One of the main risks of lending your shares is that brokers may not act entirely in your best interest at all times. It's tough to imagine how that might impact TSLA lending when extreme circumstances occur -- e.g., VW short squeeze -- but it would be best to keep your eyes open.
A Wine Mogul Says Fidelity Cheated Him Out of Millions
Good article
@Rarity. Thank you for sharing.
My own takeaway from this article are a few things:
1) A good explanation for why we can mark Elon's shares in the "not available to be borrowed" category (and other major shareholders). They could lose control of their company as a result of market illiquidity.
2) If you are establishing a large position in a company and intend to exercise control as a result - this is why you don't do so in a margin account, and why you don't permit your shares to be available to be borrowed by short sellers.

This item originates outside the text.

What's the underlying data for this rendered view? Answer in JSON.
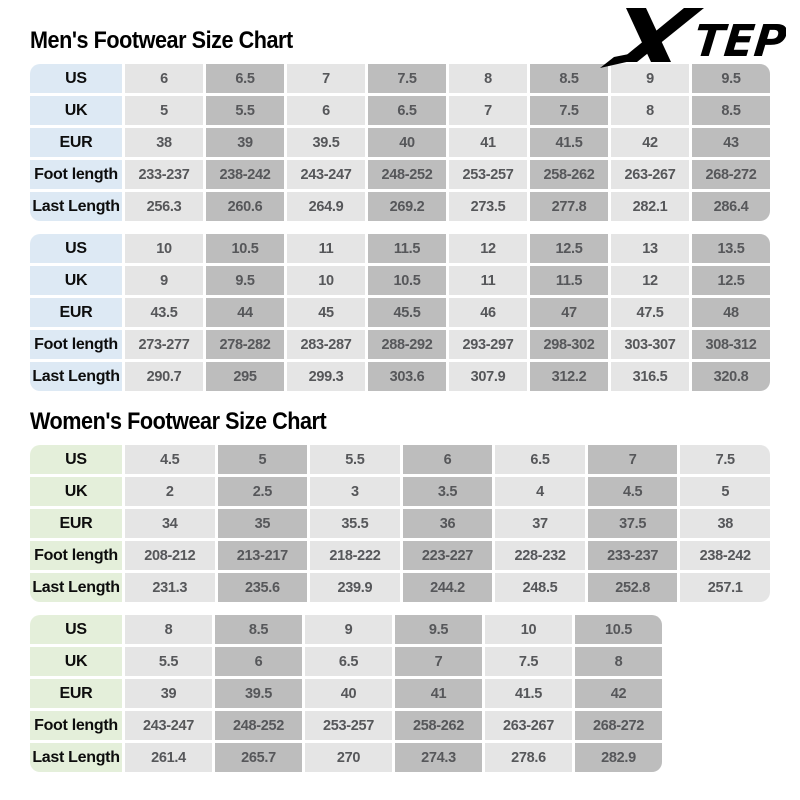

In the article, Fidelity found itself lending out shares in sufficient volume, and was a sufficiently large source of shares for short sellers, AND a big glob of the shares Fidelity were lending came from a single shareholder that then recalled those shares (by moving out of a margin account, among other actions), that the market proved to be sufficiently illiquid to satisfy the demand. For Fidelity to perform, they ended up in a position where they were competing in the market with their own customer. Not good.
This provides another insight into the risks involved in lending out one's shares, and from that point of view is quite valuable. I can then make my own assessment of this risk, and it's potential impact on me.

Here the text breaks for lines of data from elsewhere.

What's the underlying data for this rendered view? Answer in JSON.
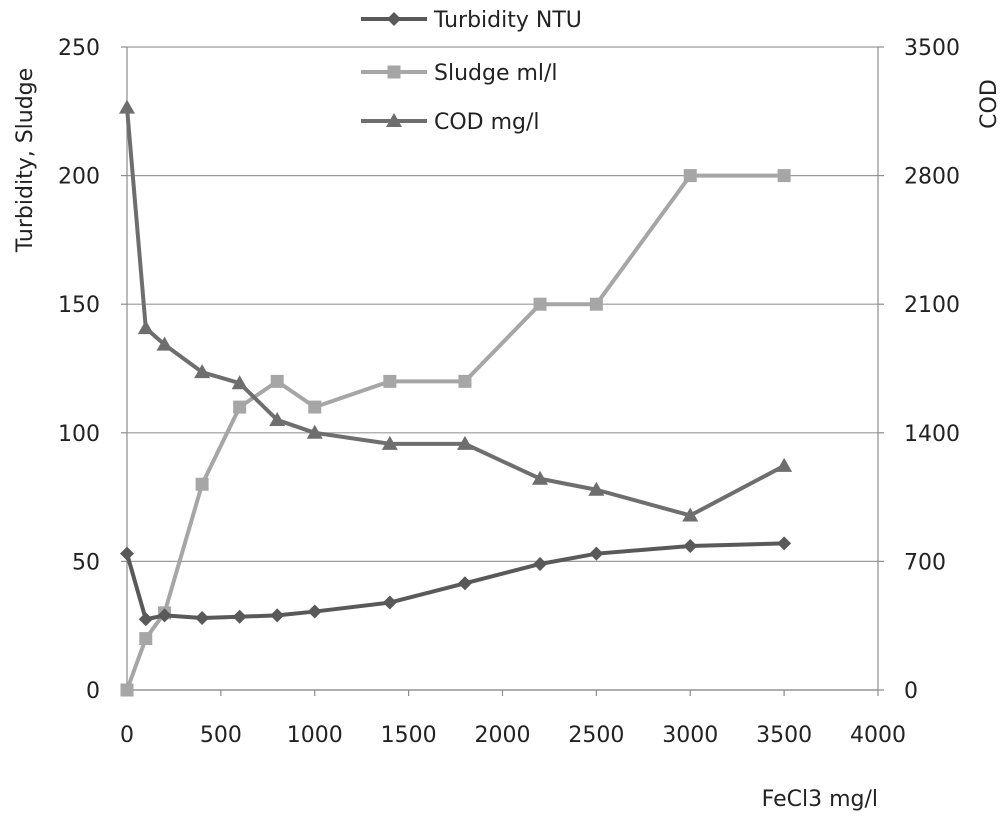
{
  "chart_data": {
    "type": "line",
    "xlabel": "FeCl3  mg/l",
    "ylabel_left": "Turbidity, Sludge",
    "ylabel_right": "COD",
    "xlim": [
      0,
      4000
    ],
    "ylim_left": [
      0,
      250
    ],
    "ylim_right": [
      0,
      3500
    ],
    "x_ticks": [
      "0",
      "500",
      "1000",
      "1500",
      "2000",
      "2500",
      "3000",
      "3500",
      "4000"
    ],
    "y_left_ticks": [
      "0",
      "50",
      "100",
      "150",
      "200",
      "250"
    ],
    "y_right_ticks": [
      "0",
      "700",
      "1400",
      "2100",
      "2800",
      "3500"
    ],
    "grid": "horizontal",
    "legend_position": "top",
    "series": [
      {
        "name": "Turbidity NTU",
        "axis": "left",
        "marker": "diamond",
        "color": "#595959",
        "x": [
          0,
          100,
          200,
          400,
          600,
          800,
          1000,
          1400,
          1800,
          2200,
          2500,
          3000,
          3500
        ],
        "values": [
          53,
          27.5,
          29,
          28,
          28.5,
          29,
          30.5,
          34,
          41.5,
          49,
          53,
          56,
          57
        ]
      },
      {
        "name": "Sludge ml/l",
        "axis": "left",
        "marker": "square",
        "color": "#a6a6a6",
        "x": [
          0,
          100,
          200,
          400,
          600,
          800,
          1000,
          1400,
          1800,
          2200,
          2500,
          3000,
          3500
        ],
        "values": [
          0,
          20,
          30,
          80,
          110,
          120,
          110,
          120,
          120,
          150,
          150,
          200,
          200
        ]
      },
      {
        "name": "COD mg/l",
        "axis": "right",
        "marker": "triangle",
        "color": "#6e6e6e",
        "x": [
          0,
          100,
          200,
          400,
          600,
          800,
          1000,
          1400,
          1800,
          2200,
          2500,
          3000,
          3500
        ],
        "values": [
          3170,
          1970,
          1880,
          1730,
          1670,
          1470,
          1400,
          1340,
          1340,
          1150,
          1090,
          950,
          1220
        ]
      }
    ]
  }
}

And we should all be aware of just how easy this could go sideways for us. When a short seller "sells to open", they in a very real sense create new shares in the market. As a result of short sales, there are 175M (ish) shares of TSLA that people in the market think they own. There are 150M(ish) shares that actually exist, so to resolve back to the 150M (ish) actual shares, a market price needs to be found that will persuade 25M(ish) owned shares that can be purchased and extinguished (buy to close by a short seller).
How high does the market price need to go to find those 25M longs that are willing to exist TSLA?
This risk is such that if I were in a decision making or control situation, then I would absolutely make sure my shares were unavailable to be lent to shorts. That means no margin borrowing against my shares, and no Fully Paid Lending Program. I'd say that it's this dynamic that is an important contributor to the relative scarcity of shares to be borrowed.